The World Health Organization (WHO) stated that the great challenge in combating the covid-19 pandemic in 2021 is to gather the four billion dollars it considers necessary to guarantee access to vaccines for the poorest countries.

In a video message released today, WHO director-general, Tedros Ghebreyesus, pointed to the vaccines already approved and the remaining candidates being evaluated as “the great hope to turn the course of the pandemic”, but for that it is necessary to “ensure that all people at risk around the world are immunized”.

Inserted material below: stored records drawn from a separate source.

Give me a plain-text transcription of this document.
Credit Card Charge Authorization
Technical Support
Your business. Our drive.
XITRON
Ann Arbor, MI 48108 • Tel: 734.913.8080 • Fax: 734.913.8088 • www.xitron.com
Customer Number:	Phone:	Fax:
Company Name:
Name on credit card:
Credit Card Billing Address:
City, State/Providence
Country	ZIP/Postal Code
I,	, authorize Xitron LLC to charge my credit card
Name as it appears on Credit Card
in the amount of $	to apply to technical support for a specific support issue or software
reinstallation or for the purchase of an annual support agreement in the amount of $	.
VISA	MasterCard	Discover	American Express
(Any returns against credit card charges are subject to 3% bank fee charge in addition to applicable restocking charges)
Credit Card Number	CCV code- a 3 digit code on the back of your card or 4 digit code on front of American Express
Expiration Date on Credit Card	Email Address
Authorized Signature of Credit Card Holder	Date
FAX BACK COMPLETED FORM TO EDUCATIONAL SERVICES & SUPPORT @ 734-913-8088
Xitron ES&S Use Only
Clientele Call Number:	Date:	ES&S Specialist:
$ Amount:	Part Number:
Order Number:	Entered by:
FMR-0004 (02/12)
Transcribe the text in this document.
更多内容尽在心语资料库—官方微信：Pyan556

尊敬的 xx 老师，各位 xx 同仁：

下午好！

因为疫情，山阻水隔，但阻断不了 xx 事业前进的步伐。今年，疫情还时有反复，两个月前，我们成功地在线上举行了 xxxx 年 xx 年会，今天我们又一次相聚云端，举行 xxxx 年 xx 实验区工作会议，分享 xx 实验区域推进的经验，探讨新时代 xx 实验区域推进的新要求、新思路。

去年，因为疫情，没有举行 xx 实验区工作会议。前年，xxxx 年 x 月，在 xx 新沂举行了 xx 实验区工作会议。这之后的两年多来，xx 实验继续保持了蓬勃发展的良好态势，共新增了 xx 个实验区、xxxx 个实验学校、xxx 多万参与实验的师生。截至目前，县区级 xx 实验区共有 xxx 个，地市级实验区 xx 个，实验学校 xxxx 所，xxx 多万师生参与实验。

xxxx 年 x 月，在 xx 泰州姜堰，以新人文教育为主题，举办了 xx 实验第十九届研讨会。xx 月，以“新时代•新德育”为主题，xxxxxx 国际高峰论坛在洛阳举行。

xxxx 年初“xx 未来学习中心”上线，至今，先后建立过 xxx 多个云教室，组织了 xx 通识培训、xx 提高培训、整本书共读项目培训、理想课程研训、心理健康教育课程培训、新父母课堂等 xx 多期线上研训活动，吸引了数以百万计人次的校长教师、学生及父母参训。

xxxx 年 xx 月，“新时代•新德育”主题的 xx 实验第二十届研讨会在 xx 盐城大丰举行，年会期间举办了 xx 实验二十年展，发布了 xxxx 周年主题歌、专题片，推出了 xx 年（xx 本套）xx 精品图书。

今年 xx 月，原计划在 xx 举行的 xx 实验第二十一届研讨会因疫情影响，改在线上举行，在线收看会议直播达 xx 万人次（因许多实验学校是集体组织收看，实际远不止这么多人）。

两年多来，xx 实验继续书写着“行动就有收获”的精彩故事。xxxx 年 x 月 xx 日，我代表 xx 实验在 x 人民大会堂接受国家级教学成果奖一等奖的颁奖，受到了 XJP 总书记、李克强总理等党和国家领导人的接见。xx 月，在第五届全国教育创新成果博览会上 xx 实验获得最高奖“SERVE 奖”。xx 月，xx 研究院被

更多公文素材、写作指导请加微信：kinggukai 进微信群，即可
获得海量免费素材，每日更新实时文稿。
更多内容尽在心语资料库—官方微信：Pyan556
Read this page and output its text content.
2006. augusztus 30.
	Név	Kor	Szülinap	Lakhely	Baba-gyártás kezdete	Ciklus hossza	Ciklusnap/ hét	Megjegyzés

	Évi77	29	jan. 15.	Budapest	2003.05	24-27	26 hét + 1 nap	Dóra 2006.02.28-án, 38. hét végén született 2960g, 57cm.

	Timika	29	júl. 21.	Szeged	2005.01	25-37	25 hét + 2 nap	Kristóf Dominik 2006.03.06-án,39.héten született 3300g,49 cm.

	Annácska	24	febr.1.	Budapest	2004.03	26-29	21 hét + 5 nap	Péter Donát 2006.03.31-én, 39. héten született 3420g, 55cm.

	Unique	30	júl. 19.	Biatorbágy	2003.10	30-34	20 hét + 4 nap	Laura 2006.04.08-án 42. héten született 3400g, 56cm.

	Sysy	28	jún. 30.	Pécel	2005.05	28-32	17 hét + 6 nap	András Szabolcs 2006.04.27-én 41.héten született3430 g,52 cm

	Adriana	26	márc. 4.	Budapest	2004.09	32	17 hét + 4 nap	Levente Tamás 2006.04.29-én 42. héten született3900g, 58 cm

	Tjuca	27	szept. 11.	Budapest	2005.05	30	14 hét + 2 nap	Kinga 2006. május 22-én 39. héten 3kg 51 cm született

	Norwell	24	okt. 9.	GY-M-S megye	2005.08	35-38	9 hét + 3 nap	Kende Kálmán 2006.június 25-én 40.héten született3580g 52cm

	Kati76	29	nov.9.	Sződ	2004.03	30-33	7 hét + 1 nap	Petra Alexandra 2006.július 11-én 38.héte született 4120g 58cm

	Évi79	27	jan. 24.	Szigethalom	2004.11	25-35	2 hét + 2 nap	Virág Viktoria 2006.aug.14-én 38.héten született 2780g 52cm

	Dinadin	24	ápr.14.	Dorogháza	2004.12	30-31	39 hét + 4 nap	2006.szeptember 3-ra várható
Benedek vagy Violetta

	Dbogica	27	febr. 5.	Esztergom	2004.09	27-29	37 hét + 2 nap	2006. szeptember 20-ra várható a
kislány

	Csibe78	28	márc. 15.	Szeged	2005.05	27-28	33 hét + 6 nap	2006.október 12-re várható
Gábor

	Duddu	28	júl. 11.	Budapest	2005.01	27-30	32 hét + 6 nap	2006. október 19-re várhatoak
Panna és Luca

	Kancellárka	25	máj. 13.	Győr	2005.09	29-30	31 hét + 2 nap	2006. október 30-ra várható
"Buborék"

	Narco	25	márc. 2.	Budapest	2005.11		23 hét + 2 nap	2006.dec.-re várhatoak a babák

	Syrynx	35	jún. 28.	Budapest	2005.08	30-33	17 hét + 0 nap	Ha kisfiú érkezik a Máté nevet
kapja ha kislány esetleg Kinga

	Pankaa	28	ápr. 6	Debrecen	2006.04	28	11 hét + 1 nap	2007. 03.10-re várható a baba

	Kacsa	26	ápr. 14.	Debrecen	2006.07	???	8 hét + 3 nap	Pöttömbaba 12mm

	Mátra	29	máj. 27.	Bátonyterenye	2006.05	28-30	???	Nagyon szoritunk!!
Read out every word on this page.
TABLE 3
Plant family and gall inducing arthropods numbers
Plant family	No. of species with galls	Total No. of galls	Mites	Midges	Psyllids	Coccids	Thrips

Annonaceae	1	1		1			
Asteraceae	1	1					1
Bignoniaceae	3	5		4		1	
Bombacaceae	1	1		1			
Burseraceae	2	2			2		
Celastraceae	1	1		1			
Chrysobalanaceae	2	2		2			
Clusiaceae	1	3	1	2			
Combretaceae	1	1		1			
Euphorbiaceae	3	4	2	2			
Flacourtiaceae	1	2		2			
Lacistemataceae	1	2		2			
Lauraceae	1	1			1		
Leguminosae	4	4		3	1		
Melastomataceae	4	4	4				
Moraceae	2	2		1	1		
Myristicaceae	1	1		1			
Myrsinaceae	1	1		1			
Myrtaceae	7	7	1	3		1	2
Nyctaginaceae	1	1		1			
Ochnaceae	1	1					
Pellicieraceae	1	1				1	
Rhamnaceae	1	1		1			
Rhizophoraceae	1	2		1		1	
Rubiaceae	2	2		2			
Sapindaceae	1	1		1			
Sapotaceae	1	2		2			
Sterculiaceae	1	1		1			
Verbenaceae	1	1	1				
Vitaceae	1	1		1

WHO's global vaccine sharing and equitable access initiative, Covax, "needs more than $XNUMX billion urgently to buy vaccines for low- and middle-income countries," he reiterated.

"It is the challenge that we need to overcome in the new year", he considered, indicating that the goal is to guarantee access to two billion doses of the various candidate vaccines against the new coronavirus.

Ghebreysesus declared that there is "a simple but profound choice" to make next year: "we ignore the lessons of 2020 and let insularity, sectarianism, conspiracy theories and attacks on science prevail, or walk together the last kilometers of this crisis, sharing vaccines fairly?”.

"In 2020 we saw how political and intercommunity divisions fuel the virus and fuel crisis," he lamented.

As it will take time to carry out a global mass vaccination campaign, it will be necessary to continue to comply with measures of physical distance, use of masks, respiratory etiquette and hand hygiene, he insisted.

On the eve of the anniversary of the first announcement of cases of "pneumonia of unknown origin" in the Chinese city of Wuhan, which were found to be caused by SARS-CoV-2, which causes Covid-19, the agency's general director The UN said that it was a year marked by "so many lost lives and so much disruption in families, societies and economies."

At the same time, there was "the quickest and most widespread response to a global health emergency in the history of mankind," he said.